Simple distributed druid-indexer task manager for kafka ingestion
- Overview
- Features
- Project Structure
- Getting Started
- Project Roadmap
- Contributing
- License
- Acknowledgments
rb-druid-indexer
is a cluster-compatible service designed to manage the indexing of Kafka data streams into Druid. It handles task announcements, generates configuration specification files, and submits tasks to the Druid Supervisor.

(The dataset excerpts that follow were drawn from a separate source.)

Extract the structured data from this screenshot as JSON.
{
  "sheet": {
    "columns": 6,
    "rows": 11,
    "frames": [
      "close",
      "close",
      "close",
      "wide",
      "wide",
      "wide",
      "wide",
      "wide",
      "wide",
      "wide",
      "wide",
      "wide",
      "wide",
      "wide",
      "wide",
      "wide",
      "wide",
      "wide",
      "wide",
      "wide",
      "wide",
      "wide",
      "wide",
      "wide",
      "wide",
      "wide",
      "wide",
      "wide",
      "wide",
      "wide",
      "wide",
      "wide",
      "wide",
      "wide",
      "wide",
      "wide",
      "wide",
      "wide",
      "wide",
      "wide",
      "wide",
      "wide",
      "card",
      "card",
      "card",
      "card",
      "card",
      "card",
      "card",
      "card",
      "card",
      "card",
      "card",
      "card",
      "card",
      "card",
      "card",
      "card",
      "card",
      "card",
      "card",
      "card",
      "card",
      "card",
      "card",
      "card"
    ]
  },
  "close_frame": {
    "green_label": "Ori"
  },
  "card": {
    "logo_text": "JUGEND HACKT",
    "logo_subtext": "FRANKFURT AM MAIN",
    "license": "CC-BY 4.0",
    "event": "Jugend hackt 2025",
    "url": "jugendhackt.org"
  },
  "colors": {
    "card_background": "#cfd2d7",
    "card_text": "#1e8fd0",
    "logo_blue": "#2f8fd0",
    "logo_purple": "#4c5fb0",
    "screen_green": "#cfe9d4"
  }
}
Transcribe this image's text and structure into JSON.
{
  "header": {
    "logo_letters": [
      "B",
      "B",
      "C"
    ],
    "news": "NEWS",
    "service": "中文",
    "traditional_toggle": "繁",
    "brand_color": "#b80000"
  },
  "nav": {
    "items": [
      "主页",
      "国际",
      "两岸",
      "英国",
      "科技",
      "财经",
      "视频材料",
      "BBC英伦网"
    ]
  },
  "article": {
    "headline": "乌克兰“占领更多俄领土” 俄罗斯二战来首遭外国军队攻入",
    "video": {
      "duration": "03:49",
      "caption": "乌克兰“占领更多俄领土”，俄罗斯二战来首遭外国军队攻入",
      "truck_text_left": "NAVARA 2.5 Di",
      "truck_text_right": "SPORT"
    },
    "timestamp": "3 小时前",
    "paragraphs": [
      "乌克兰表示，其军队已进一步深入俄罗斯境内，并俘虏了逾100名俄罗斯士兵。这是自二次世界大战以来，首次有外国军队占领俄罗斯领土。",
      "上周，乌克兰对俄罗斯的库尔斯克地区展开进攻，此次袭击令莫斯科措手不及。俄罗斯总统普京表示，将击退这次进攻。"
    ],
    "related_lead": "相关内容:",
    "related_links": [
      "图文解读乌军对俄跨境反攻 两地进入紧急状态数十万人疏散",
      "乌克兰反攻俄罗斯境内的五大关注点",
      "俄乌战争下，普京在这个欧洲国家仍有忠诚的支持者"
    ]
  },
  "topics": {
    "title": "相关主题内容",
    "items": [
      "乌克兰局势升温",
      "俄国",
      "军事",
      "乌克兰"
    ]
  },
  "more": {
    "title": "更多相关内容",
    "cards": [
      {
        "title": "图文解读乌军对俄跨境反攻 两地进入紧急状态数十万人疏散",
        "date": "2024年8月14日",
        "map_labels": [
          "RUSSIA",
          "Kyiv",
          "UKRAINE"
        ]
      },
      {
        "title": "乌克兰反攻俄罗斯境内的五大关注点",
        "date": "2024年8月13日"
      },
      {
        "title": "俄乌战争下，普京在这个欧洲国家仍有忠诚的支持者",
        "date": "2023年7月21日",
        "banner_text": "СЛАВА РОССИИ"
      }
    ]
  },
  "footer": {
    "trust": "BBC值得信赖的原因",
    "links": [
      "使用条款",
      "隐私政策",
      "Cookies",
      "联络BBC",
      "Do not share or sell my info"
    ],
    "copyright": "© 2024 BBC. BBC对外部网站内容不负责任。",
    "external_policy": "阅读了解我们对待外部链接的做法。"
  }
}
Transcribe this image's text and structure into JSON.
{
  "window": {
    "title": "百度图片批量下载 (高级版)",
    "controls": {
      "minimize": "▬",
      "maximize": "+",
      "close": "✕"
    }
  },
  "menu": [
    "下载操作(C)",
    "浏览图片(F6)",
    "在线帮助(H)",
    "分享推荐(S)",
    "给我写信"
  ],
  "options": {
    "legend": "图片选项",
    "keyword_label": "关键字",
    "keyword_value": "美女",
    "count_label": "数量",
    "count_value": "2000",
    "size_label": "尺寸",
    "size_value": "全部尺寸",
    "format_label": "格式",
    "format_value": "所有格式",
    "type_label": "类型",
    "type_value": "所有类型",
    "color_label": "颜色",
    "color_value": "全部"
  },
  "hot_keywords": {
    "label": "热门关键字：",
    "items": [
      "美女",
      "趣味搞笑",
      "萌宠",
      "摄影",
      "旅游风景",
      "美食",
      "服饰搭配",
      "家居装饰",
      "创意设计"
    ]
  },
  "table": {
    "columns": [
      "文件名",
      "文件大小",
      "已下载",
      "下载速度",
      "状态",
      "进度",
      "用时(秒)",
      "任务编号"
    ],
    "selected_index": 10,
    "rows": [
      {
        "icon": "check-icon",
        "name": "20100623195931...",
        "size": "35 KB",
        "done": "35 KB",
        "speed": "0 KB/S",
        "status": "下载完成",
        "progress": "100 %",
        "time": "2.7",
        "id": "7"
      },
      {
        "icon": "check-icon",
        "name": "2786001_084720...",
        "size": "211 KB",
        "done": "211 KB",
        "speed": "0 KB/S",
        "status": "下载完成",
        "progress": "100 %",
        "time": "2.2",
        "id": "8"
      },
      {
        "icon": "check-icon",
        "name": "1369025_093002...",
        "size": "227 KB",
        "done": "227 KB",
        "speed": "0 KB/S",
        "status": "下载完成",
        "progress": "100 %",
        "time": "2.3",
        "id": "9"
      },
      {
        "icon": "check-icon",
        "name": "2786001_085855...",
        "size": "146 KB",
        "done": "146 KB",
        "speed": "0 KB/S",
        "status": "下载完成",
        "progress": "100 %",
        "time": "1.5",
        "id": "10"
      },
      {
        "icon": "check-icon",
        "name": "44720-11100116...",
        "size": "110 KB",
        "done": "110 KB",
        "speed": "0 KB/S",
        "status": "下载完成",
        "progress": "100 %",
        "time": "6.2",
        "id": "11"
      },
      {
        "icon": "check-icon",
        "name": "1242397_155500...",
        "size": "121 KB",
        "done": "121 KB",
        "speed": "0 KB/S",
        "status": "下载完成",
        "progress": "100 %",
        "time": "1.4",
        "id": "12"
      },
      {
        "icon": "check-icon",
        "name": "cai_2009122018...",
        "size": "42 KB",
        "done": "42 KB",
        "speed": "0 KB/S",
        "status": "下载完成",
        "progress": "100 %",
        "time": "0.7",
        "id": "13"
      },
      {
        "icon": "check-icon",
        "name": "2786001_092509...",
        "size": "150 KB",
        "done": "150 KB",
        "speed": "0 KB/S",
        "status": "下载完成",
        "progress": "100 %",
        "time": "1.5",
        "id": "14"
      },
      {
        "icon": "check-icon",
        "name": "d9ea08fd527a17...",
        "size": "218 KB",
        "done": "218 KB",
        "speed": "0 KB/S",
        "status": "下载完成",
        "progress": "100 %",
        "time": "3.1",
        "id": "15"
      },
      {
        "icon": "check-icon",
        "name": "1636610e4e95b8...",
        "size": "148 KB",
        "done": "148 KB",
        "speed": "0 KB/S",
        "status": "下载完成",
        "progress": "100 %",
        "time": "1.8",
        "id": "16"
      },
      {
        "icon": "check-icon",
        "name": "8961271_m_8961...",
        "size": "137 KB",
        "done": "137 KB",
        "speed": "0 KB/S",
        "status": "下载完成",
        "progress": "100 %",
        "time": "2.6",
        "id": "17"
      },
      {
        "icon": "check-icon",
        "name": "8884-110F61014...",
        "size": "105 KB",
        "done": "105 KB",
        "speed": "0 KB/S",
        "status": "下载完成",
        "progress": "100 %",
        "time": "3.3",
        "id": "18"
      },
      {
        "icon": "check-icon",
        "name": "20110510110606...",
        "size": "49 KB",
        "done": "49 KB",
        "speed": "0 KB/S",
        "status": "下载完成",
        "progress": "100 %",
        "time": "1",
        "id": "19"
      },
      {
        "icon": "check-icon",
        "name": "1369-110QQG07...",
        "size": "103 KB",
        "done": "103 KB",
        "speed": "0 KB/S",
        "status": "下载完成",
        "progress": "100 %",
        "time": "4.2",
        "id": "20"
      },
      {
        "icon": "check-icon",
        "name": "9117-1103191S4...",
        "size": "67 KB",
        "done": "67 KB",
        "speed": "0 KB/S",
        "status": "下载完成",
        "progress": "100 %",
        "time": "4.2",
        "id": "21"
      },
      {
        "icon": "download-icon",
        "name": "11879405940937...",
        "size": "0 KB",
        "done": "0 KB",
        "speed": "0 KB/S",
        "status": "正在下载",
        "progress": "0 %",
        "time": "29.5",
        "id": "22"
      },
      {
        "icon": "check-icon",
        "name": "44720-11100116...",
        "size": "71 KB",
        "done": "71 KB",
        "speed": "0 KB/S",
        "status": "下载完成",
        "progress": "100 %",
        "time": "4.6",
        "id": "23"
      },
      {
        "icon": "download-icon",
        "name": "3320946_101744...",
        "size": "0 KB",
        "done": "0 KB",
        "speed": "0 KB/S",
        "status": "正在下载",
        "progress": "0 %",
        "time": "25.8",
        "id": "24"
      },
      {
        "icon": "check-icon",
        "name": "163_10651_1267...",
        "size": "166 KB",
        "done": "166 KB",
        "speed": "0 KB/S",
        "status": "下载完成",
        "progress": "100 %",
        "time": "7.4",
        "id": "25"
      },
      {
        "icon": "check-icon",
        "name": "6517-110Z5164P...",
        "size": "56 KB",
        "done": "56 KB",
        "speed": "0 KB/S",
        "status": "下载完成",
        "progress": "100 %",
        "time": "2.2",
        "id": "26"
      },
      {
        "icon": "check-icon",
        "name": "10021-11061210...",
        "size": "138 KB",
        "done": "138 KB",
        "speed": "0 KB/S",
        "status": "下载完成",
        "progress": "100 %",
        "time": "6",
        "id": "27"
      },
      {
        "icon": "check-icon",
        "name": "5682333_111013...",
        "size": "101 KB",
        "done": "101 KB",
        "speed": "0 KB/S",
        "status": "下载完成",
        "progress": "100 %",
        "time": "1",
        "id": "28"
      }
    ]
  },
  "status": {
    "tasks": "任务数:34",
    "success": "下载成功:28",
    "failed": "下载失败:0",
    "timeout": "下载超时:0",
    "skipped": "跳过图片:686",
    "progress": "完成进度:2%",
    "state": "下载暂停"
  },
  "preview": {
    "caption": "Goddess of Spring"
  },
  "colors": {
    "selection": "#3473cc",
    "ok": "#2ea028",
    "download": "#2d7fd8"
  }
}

- Cluster compatible using ZooKeeper
- Automatic task ingestion & specfile configuration
- FailOver support for long-term ingestion
The configuration for rb-druid-indexer
is defined in a YAML file and includes settings for both Zookeeper and the tasks that should be executed. Below is an example configuration file:
zookeeper_servers:
- "127.0.0.1:2181"
tasks:
- task_name: "rb_monitor"
namespace: ""
feed: "rb_monitor"
kafka_host: "kafka.service:9092"
- task_name: "rb_flow"
namespace: ""
feed: "rb_flow_post"
kafka_host: "kafka.service:9092"
- Description: A list of Zookeeper servers used for leadership checks and coordination.
- Type: Array of strings.
- Example:
"127.0.0.1:2181"
- Description: A list of tasks to be managed by the indexer. Each task contains the following attributes:
- Description: The name of the task. This is used to identify the task in the system.
- Type: String.
- Example:
"rb_monitor"
"rb_flow"
- Description: The namespace associated with the task. This can be left empty if not needed.
- Type: String.
- Example:
""
(empty)
- Description: The name of the Kafka feed associated with the task. This specifies which feed to listen to.
- Type: String.
- Example:
"rb_monitor"
"rb_flow_post"
- Description: The host and port for the Kafka service where the feed is being published.
- Type: String.
- Example:
"kafka.service:9092"
Every dataSource is managed in /druid/datasources/${datasource}.go
for example
package datasources
import druidrouter "rb-druid-indexer/druid"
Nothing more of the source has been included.